Does that mean Trump’s recent trip was, as he proclaimed, a “home run”? Hardly.

Instead of sowing doubt and rancor, Trump missed an opportunity to move transatlantic relations in a constructive direction.

Instead of sowing doubt and rancor, Trump missed an opportunity to move transatlantic relations in a constructive direction. Instead of lecturing America’s allies on meeting an arbitrary defense spending target of 2 percent of GDP, he should have given his blessing for a sustained, long-term effort to harmonize defense efforts and create a genuine European defense force. He should have reaffirmed the U.S. commitment to Article V, making it clear that he was going to gradually reduce the U.S. military role as European capabilities ramped up while at the same time negotiating to preserve U.S. access to key facilities in Europe under certain circumstances. He should have proposed that NATO’s next supreme commander be European and reaffirmed the need for close intelligence coordination on terrorism and other common threats. He could have candidly acknowledged the areas where he is still learning the ropes, an appealing posture that would have won him plaudits from all. And he should have demonstrated his intelligence and sophisticated knowledge by publicly reaffirming the U.S. commitment to the Paris climate accord, instead of reaffirming doubts that he even understands the seriousness of this issue.
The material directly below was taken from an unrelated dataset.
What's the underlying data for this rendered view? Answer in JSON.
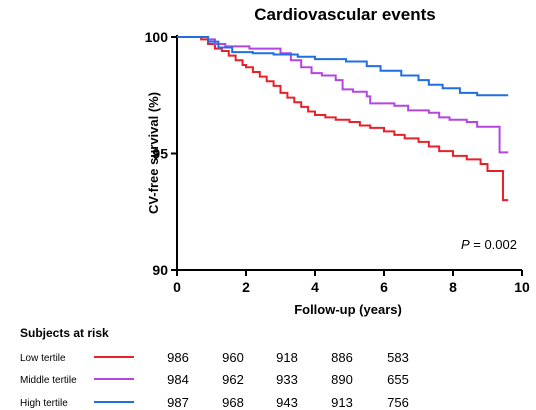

To do any of these things would have required a competent foreign-policy team in the White House and a president who understood the evolving strategic environment and America’s place within the global balance of power. Unfortunately, it is increasingly clear that the United States has neither at present.

And that’s why Trump’s trip was a serious disappointment, if not quite the end of the world his critics depict. So don’t panic — yet.